Staying in the moment

I’ve had the craziest time recently. I had a back spasm a couple weeks ago that left me feeling like 150 yrs old.  So on the advice of friends, I decided to do physiotherapy instead of chiropractic.  Now, I’m all about the quick fix, folks, cause my life is busy and always changing and just when I think I can predict my day, things change.   But no, I decide, I’ll give this physio thing a try. It’s gotten so bad that I can no longer sleep on my side due to pain in my hips.  My hip flexors are so tight, my hips are out of alignment.  So off I went for a consult and then off to do IMS, intra muscular stimulation.  Like acupuncture, this involves needles being inserted into your muscles.  Not for the faint hearted, but let’s face it, I’ve done IVF, so bring it on. Painful?  Oh, yes!  But nowhere as uncomfortable as a some of the stuff I’ve had done, so whatever.   Now, the therapist warned me I’d feel worse, but holy moly, I felt like crap for 2 days and just wanted to cry.    And then simultaneously I start auditioning like crazy.  I haven’t been this busy in years!  The result?   2 callbacks, one for a lead part, one for a one-liner, one I made the shortlist for a lesbian trucker and one I haven’t heard back from yet.  Of course, the callback for the lead part, I think I friggin’ sucked, and because I got so invested in the part, it’s hard to let go.  I’d like to get the part for validation but also because I could really use the money.  Christmas is coming.  So I beat myself up about it of course while trying to just put it behind me at the same time.  Yes, I’ve been replaying it in my mind like a freaking nightmare.  You’d think being a Buddhist I would have mastered not getting attached to things, but noooooo.  This is the bad part of being an actress and one I’ve always hated.  The lure of the part you really want versus all the other factors you cannot control and have nothing to do with you that results in you not getting the part.  And it was my 12th wedding anniversary.  I made cranberry scones from scratch  for my in-laws to show them appreciation (and chocolate cake for hubby), cleaned up, ate a fast dinner, then went downtown to run my lines with my friend, then came back at 9pm so I could wash the cake pans (grrrr) and retire early. II could think of nothing else but what I had to do the next day.

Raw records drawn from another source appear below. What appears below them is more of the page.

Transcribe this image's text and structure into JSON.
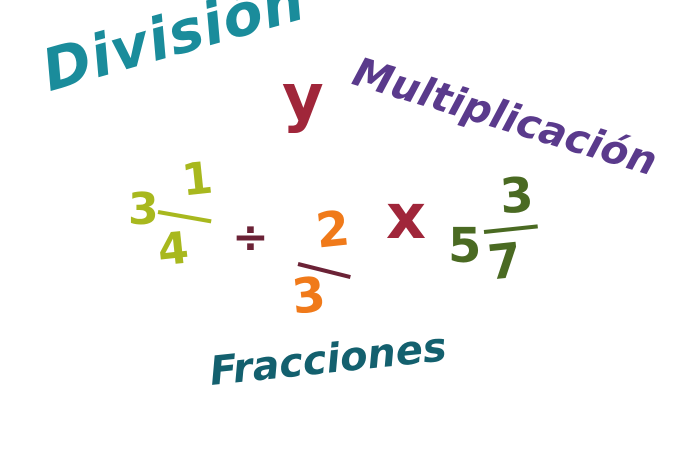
{
  "title": {
    "division": "División",
    "conjunction": "y",
    "multiplication": "Multiplicación",
    "subject": "Fracciones"
  },
  "expression": {
    "mixed1": {
      "whole": "3",
      "numerator": "1",
      "denominator": "4"
    },
    "divide_symbol": "÷",
    "fraction2": {
      "numerator": "2",
      "denominator": "3"
    },
    "times_symbol": "x",
    "mixed3": {
      "whole": "5",
      "numerator": "3",
      "denominator": "7"
    }
  },
  "colors": {
    "division": "#1a8c9b",
    "conjunction": "#a0263a",
    "multiplication": "#5a3a8c",
    "subject": "#13606e",
    "mixed1": "#a8b81e",
    "divide_symbol": "#6b2236",
    "fraction2": "#f07a1a",
    "times_symbol": "#a0263a",
    "mixed3": "#4a6a22"
  }
}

My in-laws had come over to relieve us of kid duty and I had to blow them off to go work on this part.  Luckily hubby planned for us to go to Whistler the next day.  After getting the kid ready for preschool and my morning audition of course.  And another audition scheduled at noon.   I called my friend (on bluetooth) as I worked my way back home to just blow off some steam.  I just needed to vent to someone who truly understood and was willing to take the time to listen.  I just need some good news to affirm that all this hard work and juggling has been worth while.  And then I threw some things in a bag and headed to Whistler with hubby. 

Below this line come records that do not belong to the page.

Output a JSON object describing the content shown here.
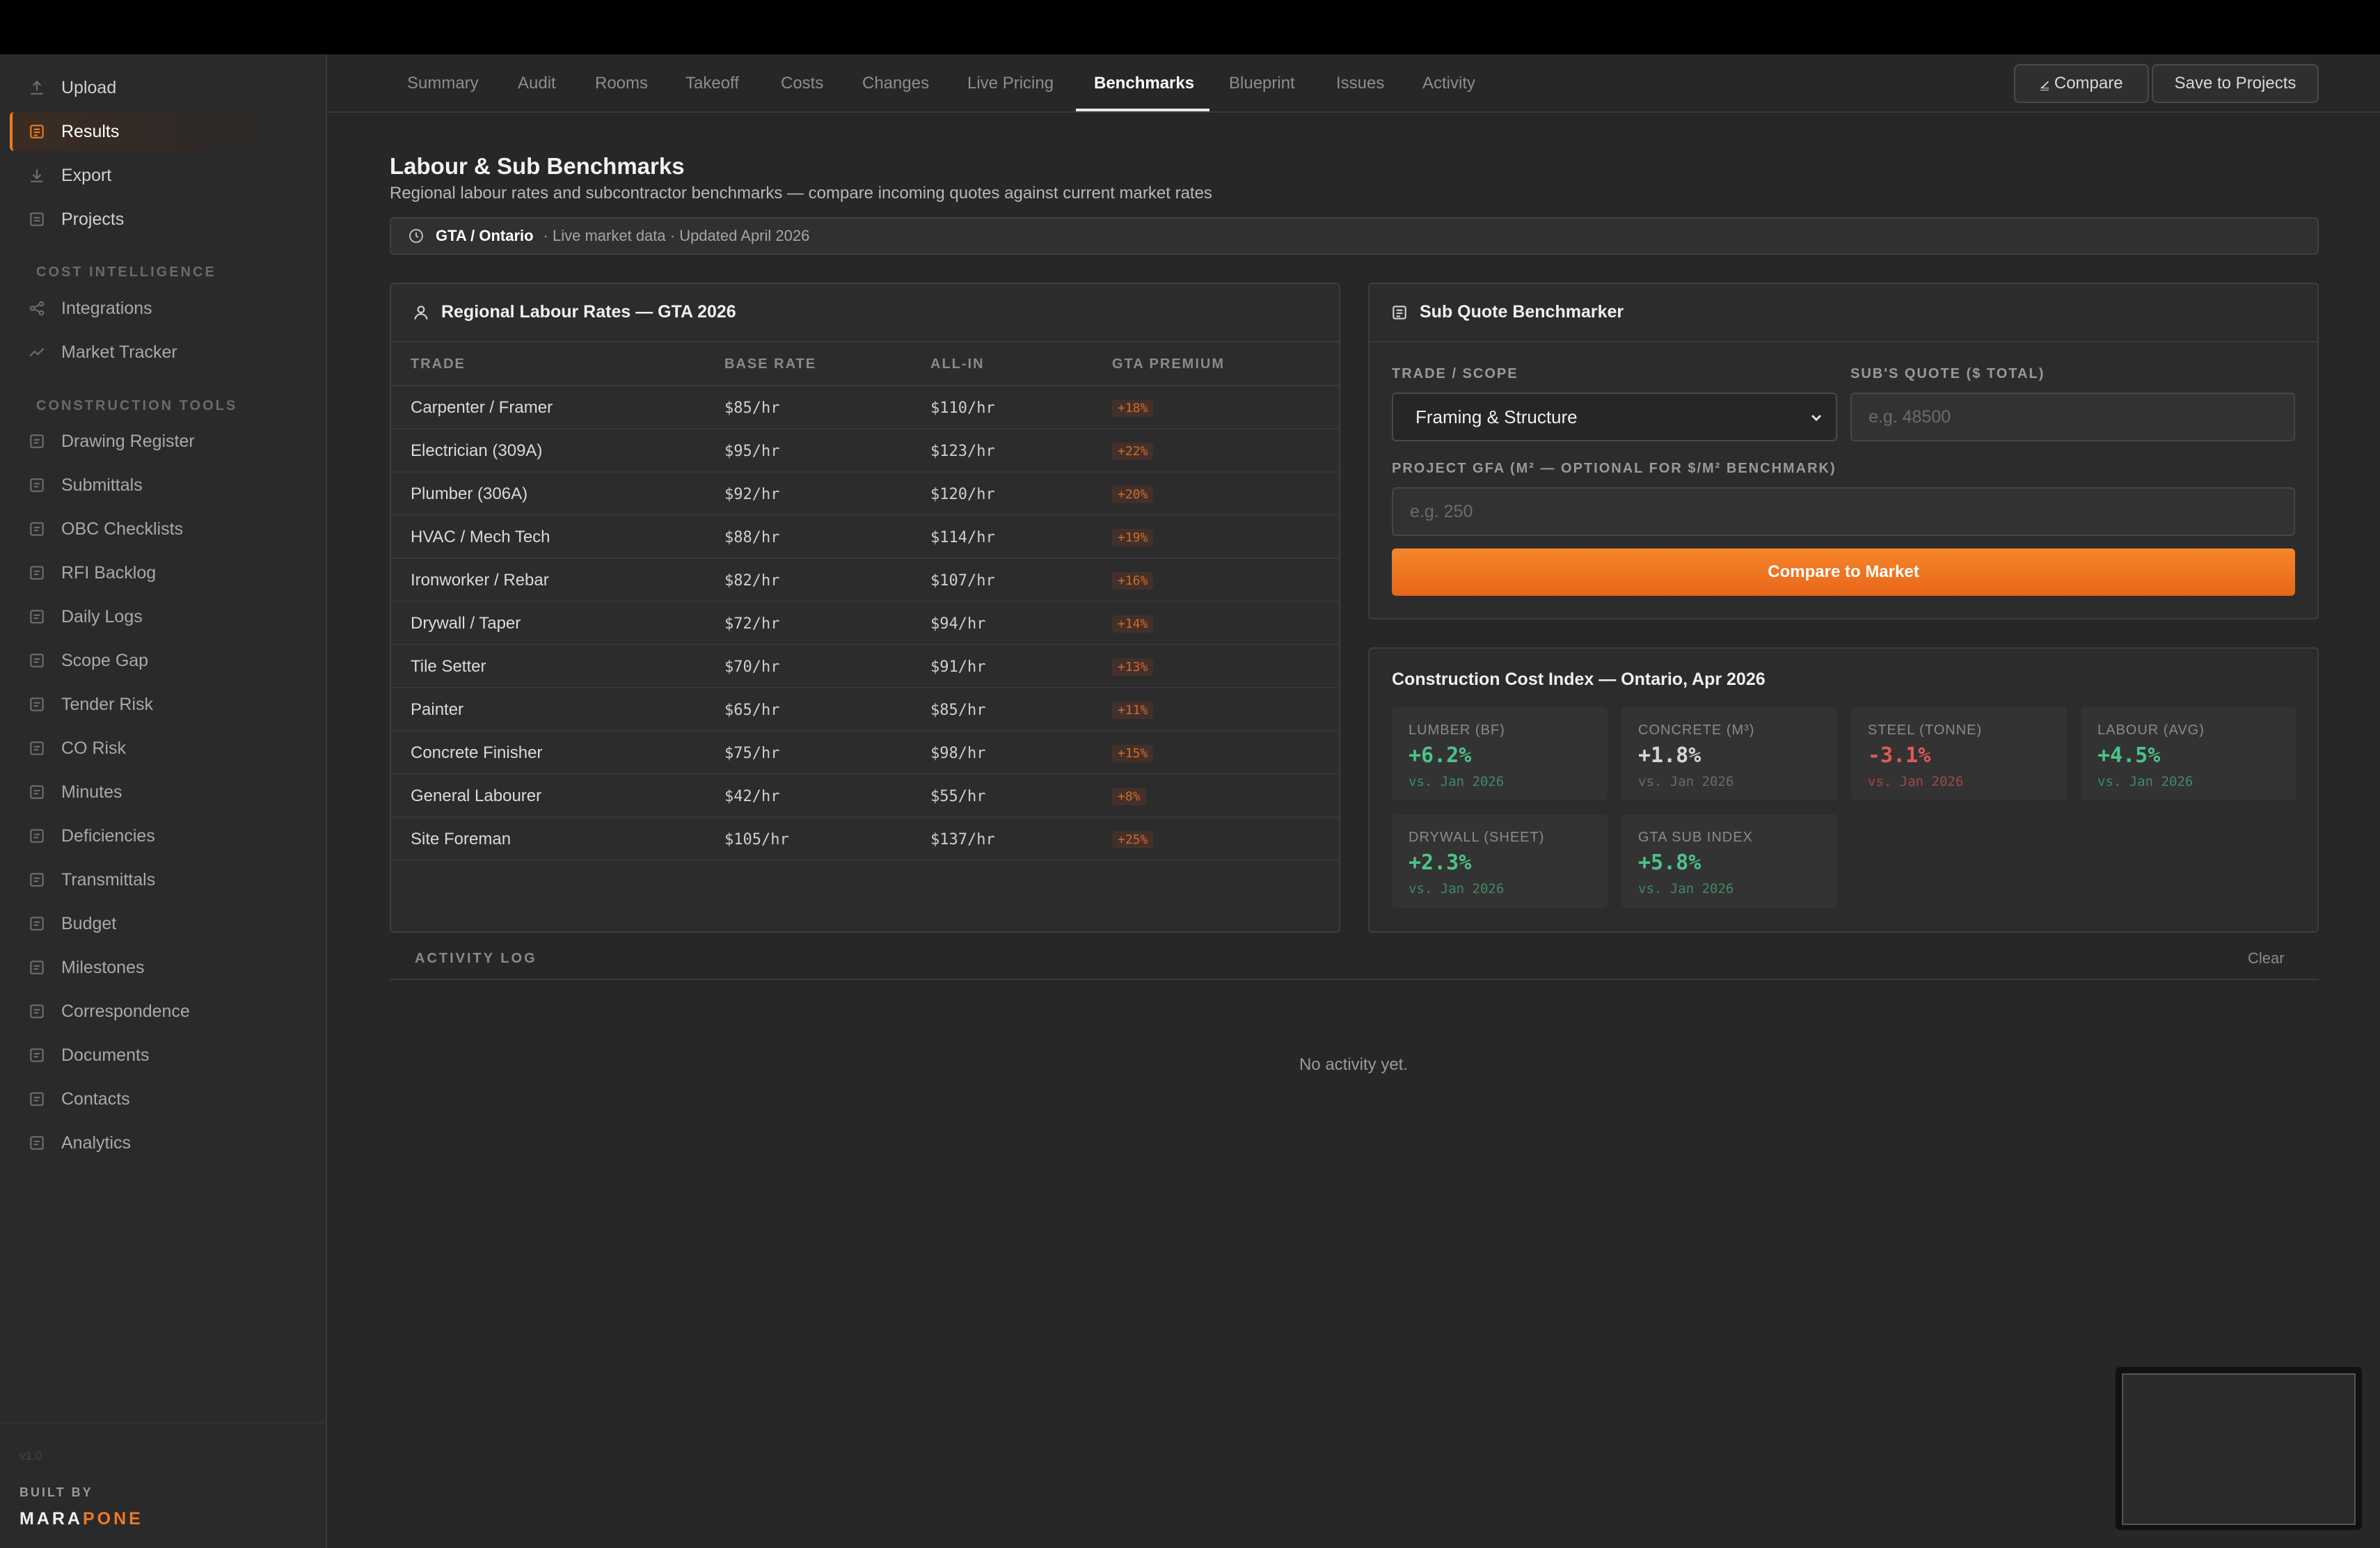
{
  "sidebar": {
    "primary_items": [
      {
        "label": "Upload",
        "icon": "upload-icon"
      },
      {
        "label": "Results",
        "icon": "results-icon",
        "active": true
      },
      {
        "label": "Export",
        "icon": "export-icon"
      },
      {
        "label": "Projects",
        "icon": "projects-icon"
      }
    ],
    "section_cost": "COST INTELLIGENCE",
    "cost_items": [
      {
        "label": "Integrations",
        "icon": "integrations-icon"
      },
      {
        "label": "Market Tracker",
        "icon": "trend-icon"
      }
    ],
    "section_tools": "CONSTRUCTION TOOLS",
    "tool_items": [
      {
        "label": "Drawing Register"
      },
      {
        "label": "Submittals"
      },
      {
        "label": "OBC Checklists"
      },
      {
        "label": "RFI Backlog"
      },
      {
        "label": "Daily Logs"
      },
      {
        "label": "Scope Gap"
      },
      {
        "label": "Tender Risk"
      },
      {
        "label": "CO Risk"
      },
      {
        "label": "Minutes"
      },
      {
        "label": "Deficiencies"
      },
      {
        "label": "Transmittals"
      },
      {
        "label": "Budget"
      },
      {
        "label": "Milestones"
      },
      {
        "label": "Correspondence"
      },
      {
        "label": "Documents"
      },
      {
        "label": "Contacts"
      },
      {
        "label": "Analytics"
      }
    ],
    "version": "v1.0",
    "built_by": "BUILT BY",
    "brand_a": "MARA",
    "brand_b": "PONE"
  },
  "tabs": [
    "Summary",
    "Audit",
    "Rooms",
    "Takeoff",
    "Costs",
    "Changes",
    "Live Pricing",
    "Benchmarks",
    "Blueprint",
    "Issues",
    "Activity"
  ],
  "active_tab": "Benchmarks",
  "header_buttons": {
    "compare": "⦤ Compare",
    "save": "Save to Projects"
  },
  "page": {
    "title": "Labour & Sub Benchmarks",
    "subtitle": "Regional labour rates and subcontractor benchmarks — compare incoming quotes against current market rates",
    "region": "GTA / Ontario",
    "region_meta": "· Live market data · Updated April 2026"
  },
  "labour": {
    "title": "Regional Labour Rates — GTA 2026",
    "columns": [
      "TRADE",
      "BASE RATE",
      "ALL-IN",
      "GTA PREMIUM"
    ],
    "rows": [
      [
        "Carpenter / Framer",
        "$85/hr",
        "$110/hr",
        "+18%"
      ],
      [
        "Electrician (309A)",
        "$95/hr",
        "$123/hr",
        "+22%"
      ],
      [
        "Plumber (306A)",
        "$92/hr",
        "$120/hr",
        "+20%"
      ],
      [
        "HVAC / Mech Tech",
        "$88/hr",
        "$114/hr",
        "+19%"
      ],
      [
        "Ironworker / Rebar",
        "$82/hr",
        "$107/hr",
        "+16%"
      ],
      [
        "Drywall / Taper",
        "$72/hr",
        "$94/hr",
        "+14%"
      ],
      [
        "Tile Setter",
        "$70/hr",
        "$91/hr",
        "+13%"
      ],
      [
        "Painter",
        "$65/hr",
        "$85/hr",
        "+11%"
      ],
      [
        "Concrete Finisher",
        "$75/hr",
        "$98/hr",
        "+15%"
      ],
      [
        "General Labourer",
        "$42/hr",
        "$55/hr",
        "+8%"
      ],
      [
        "Site Foreman",
        "$105/hr",
        "$137/hr",
        "+25%"
      ]
    ]
  },
  "benchmarker": {
    "title": "Sub Quote Benchmarker",
    "trade_label": "TRADE / SCOPE",
    "trade_value": "Framing & Structure",
    "quote_label": "SUB'S QUOTE ($ TOTAL)",
    "quote_placeholder": "e.g. 48500",
    "gfa_label": "PROJECT GFA (M² — OPTIONAL FOR $/M² BENCHMARK)",
    "gfa_placeholder": "e.g. 250",
    "button": "Compare to Market"
  },
  "cost_index": {
    "title": "Construction Cost Index — Ontario, Apr 2026",
    "tiles": [
      {
        "label": "LUMBER (BF)",
        "value": "+6.2%",
        "sub": "vs. Jan 2026",
        "trend": "up"
      },
      {
        "label": "CONCRETE (M³)",
        "value": "+1.8%",
        "sub": "vs. Jan 2026",
        "trend": "flat"
      },
      {
        "label": "STEEL (TONNE)",
        "value": "-3.1%",
        "sub": "vs. Jan 2026",
        "trend": "down"
      },
      {
        "label": "LABOUR (AVG)",
        "value": "+4.5%",
        "sub": "vs. Jan 2026",
        "trend": "up"
      },
      {
        "label": "DRYWALL (SHEET)",
        "value": "+2.3%",
        "sub": "vs. Jan 2026",
        "trend": "up"
      },
      {
        "label": "GTA SUB INDEX",
        "value": "+5.8%",
        "sub": "vs. Jan 2026",
        "trend": "up"
      }
    ]
  },
  "activity": {
    "label": "ACTIVITY LOG",
    "clear": "Clear",
    "empty": "No activity yet."
  },
  "colors": {
    "accent": "#f07a22",
    "positive": "#4cc38a",
    "negative": "#e05a5a"
  }
}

Having gone what we have gone through, this anniversary’s expectations were pretty darn low.  Money being somewhat tight, I really appreciated hubby’s efforts to take me away for the night.  The last time we went to Whistler for an anniversary, I was lucky enough to receive sapphire jewellery and a spa visit and I’m pretty sure shopping was on the agenda.  This time, I was just happy to go for the drive on a beautiful day.  We have a friend in the hotel industry who got us a screaming deal on a luxury hotel room and the change in scenery really did us some good.  We just kept it light and got tipsy and took a breather from all things intense.  We reminded each other of all that we did have. 

The thing with your body feeling all fragile and achy and responsibilities piling up, you just want to feel secure and safe and that someone will be there for you to hold your hand and let you know they have your back. No pun intended.